Google Doodle marks 22nd anniversary of France's 'bread decree'
Traditional French bread can only contain flour, water and salt according to 1993 decree
Sunday's Google Doodle celebrates the 22nd anniversary of France's 1993 "bread decree" — which outlined the requirements for what it takes to make a traditional French bread.
So what does it take to make the perfect loaf? French law has it down to a science.

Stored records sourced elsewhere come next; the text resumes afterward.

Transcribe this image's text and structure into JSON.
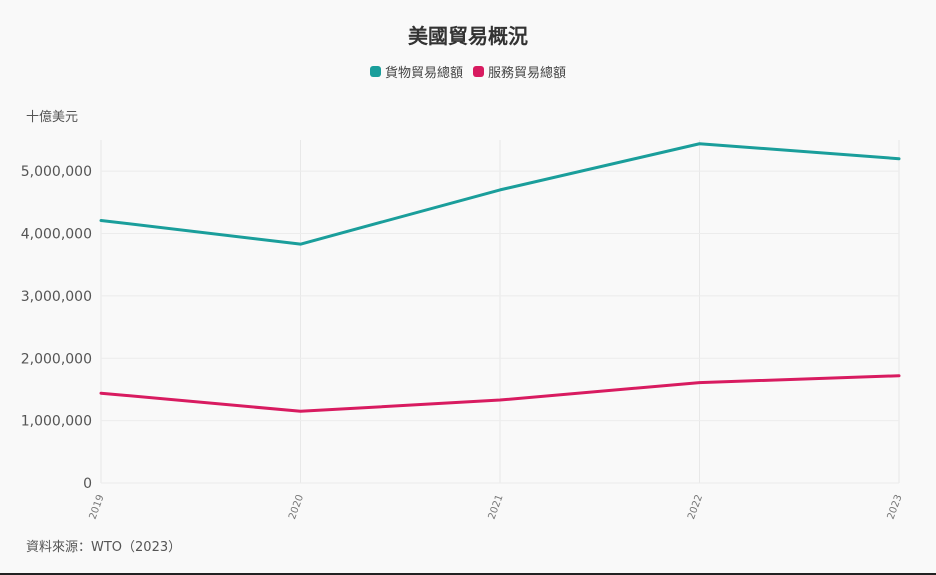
{
  "chart_data": {
    "type": "line",
    "title": "美國貿易概況",
    "ylabel": "十億美元",
    "xlabel": "",
    "x": [
      "2019",
      "2020",
      "2021",
      "2022",
      "2023"
    ],
    "ylim": [
      0,
      5500000
    ],
    "yticks": [
      0,
      1000000,
      2000000,
      3000000,
      4000000,
      5000000
    ],
    "ytick_labels": [
      "0",
      "1,000,000",
      "2,000,000",
      "3,000,000",
      "4,000,000",
      "5,000,000"
    ],
    "grid": true,
    "legend_position": "top-center",
    "series": [
      {
        "name": "貨物貿易總額",
        "color": "#1a9e9b",
        "values": [
          4210000,
          3830000,
          4700000,
          5440000,
          5200000
        ]
      },
      {
        "name": "服務貿易總額",
        "color": "#d81b60",
        "values": [
          1440000,
          1150000,
          1330000,
          1610000,
          1720000
        ]
      }
    ],
    "source": "資料來源：WTO（2023）"
  }
}
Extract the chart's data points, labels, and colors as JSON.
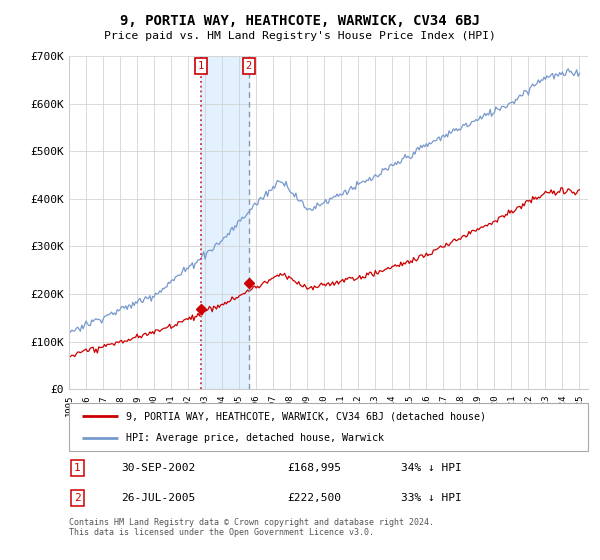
{
  "title": "9, PORTIA WAY, HEATHCOTE, WARWICK, CV34 6BJ",
  "subtitle": "Price paid vs. HM Land Registry's House Price Index (HPI)",
  "ylim": [
    0,
    700000
  ],
  "yticks": [
    0,
    100000,
    200000,
    300000,
    400000,
    500000,
    600000,
    700000
  ],
  "ytick_labels": [
    "£0",
    "£100K",
    "£200K",
    "£300K",
    "£400K",
    "£500K",
    "£600K",
    "£700K"
  ],
  "hpi_color": "#7799cc",
  "price_color": "#cc0000",
  "transaction1_date": 2002.75,
  "transaction1_price": 168995,
  "transaction2_date": 2005.57,
  "transaction2_price": 222500,
  "legend_line1": "9, PORTIA WAY, HEATHCOTE, WARWICK, CV34 6BJ (detached house)",
  "legend_line2": "HPI: Average price, detached house, Warwick",
  "table_row1_num": "1",
  "table_row1_date": "30-SEP-2002",
  "table_row1_price": "£168,995",
  "table_row1_hpi": "34% ↓ HPI",
  "table_row2_num": "2",
  "table_row2_date": "26-JUL-2005",
  "table_row2_price": "£222,500",
  "table_row2_hpi": "33% ↓ HPI",
  "footnote": "Contains HM Land Registry data © Crown copyright and database right 2024.\nThis data is licensed under the Open Government Licence v3.0.",
  "bg_color": "#ffffff",
  "grid_color": "#cccccc",
  "shade_color": "#ddeeff",
  "vline1_color": "#cc3333",
  "vline2_color": "#8899aa"
}
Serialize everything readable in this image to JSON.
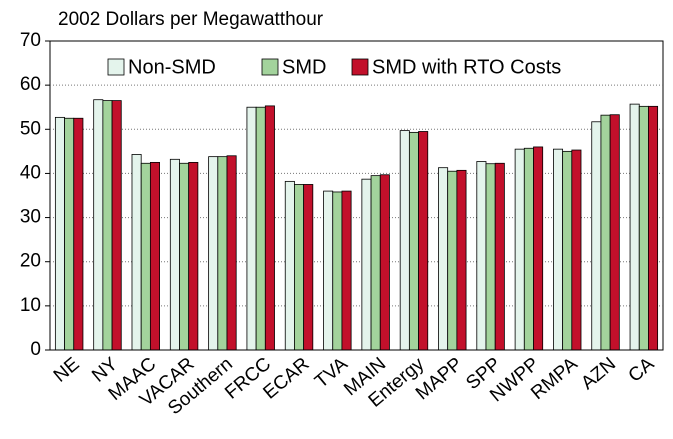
{
  "chart_data": {
    "type": "bar",
    "ylabel": "2002 Dollars per Megawatthour",
    "categories": [
      "NE",
      "NY",
      "MAAC",
      "VACAR",
      "Southern",
      "FRCC",
      "ECAR",
      "TVA",
      "MAIN",
      "Entergy",
      "MAPP",
      "SPP",
      "NWPP",
      "RMPA",
      "AZN",
      "CA"
    ],
    "series": [
      {
        "name": "Non-SMD",
        "color": "#e4f4ec",
        "values": [
          52.7,
          56.7,
          44.3,
          43.2,
          43.8,
          55.0,
          38.2,
          36.0,
          38.7,
          49.7,
          41.3,
          42.7,
          45.5,
          45.5,
          51.7,
          55.7
        ]
      },
      {
        "name": "SMD",
        "color": "#a3d39c",
        "values": [
          52.5,
          56.5,
          42.3,
          42.3,
          43.8,
          55.0,
          37.5,
          35.8,
          39.5,
          49.3,
          40.5,
          42.2,
          45.7,
          45.0,
          53.2,
          55.2
        ]
      },
      {
        "name": "SMD with RTO Costs",
        "color": "#c2102b",
        "values": [
          52.5,
          56.5,
          42.5,
          42.5,
          44.0,
          55.3,
          37.5,
          36.0,
          39.7,
          49.5,
          40.7,
          42.3,
          46.0,
          45.3,
          53.3,
          55.2
        ]
      }
    ],
    "ylim": [
      0,
      70
    ],
    "yticks": [
      0,
      10,
      20,
      30,
      40,
      50,
      60,
      70
    ],
    "grid": true,
    "legend": "top"
  }
}
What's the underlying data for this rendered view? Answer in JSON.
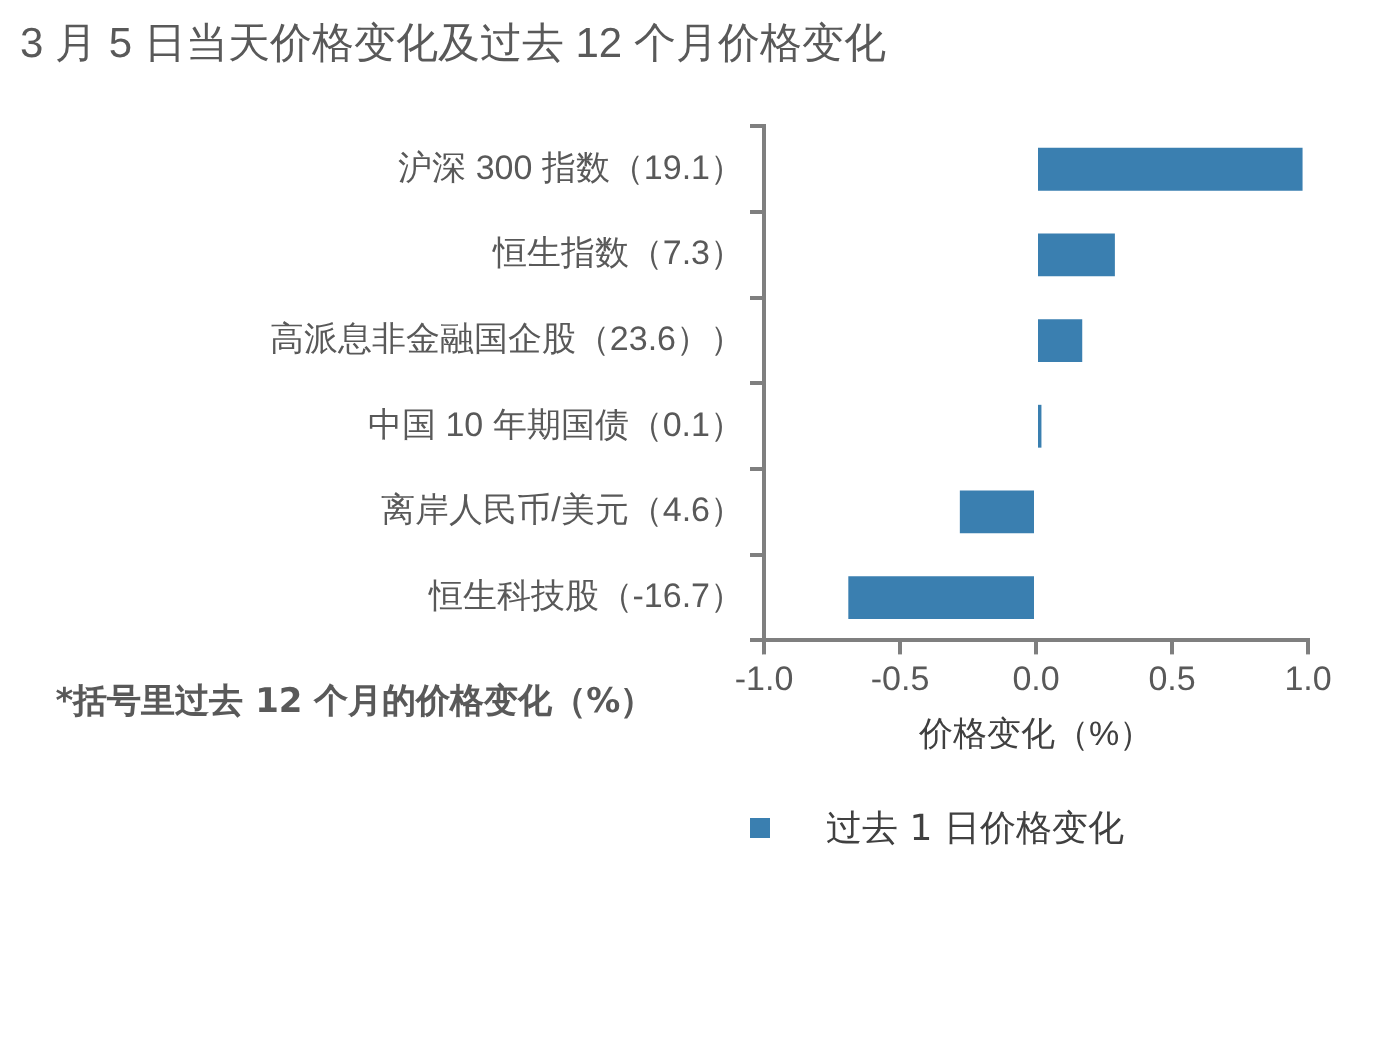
{
  "chart_data": {
    "type": "bar",
    "orientation": "horizontal",
    "title": "3 月 5 日当天价格变化及过去 12 个月价格变化",
    "xlabel": "价格变化（%）",
    "categories": [
      "沪深 300 指数（19.1）",
      "恒生指数（7.3）",
      "高派息非金融国企股（23.6））",
      "中国 10 年期国债（0.1）",
      "离岸人民币/美元（4.6）",
      "恒生科技股（-16.7）"
    ],
    "series": [
      {
        "name": "过去 1 日价格变化",
        "color": "#3a7fb0",
        "values": [
          0.98,
          0.29,
          0.17,
          0.02,
          -0.28,
          -0.69
        ]
      }
    ],
    "xlim": [
      -1,
      1
    ],
    "xticks": [
      {
        "value": -1,
        "label": "-1.0"
      },
      {
        "value": -0.5,
        "label": "-0.5"
      },
      {
        "value": 0,
        "label": "0.0"
      },
      {
        "value": 0.5,
        "label": "0.5"
      },
      {
        "value": 1,
        "label": "1.0"
      }
    ],
    "grid": false,
    "legend": "bottom",
    "annotations": [
      "*括号里过去 12 个月的价格变化（%）"
    ]
  }
}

The decree — issued in France on Sept. 13, 1993 — states that any bread marketed as traditional French style must comply with a list of rigorous standards:
- It can never be frozen.
- It must contain no additives.
- It must be made from a dough that is made up exclusively of bread flour, water and salt.
- It must be fermented using baker's yeast.
- Based on the weight of the flour used, the bread must contain no more than: two per cent bean meal, 0.5 per cent soybean flour, and 0.3 per cent malted flour.
The decree also states that bread called "pain maison" must be entirely kneaded, worked and cooked at place of sale.
The only exception to that rule is that "pain maison" may be sold off-site as long as someone guarantees that it was kneaded, shaped and cooked all at the same place.
Now that you know what goes into a perfect French loaf, it's your turn to weigh in: What's your favourite way of serving a baguette?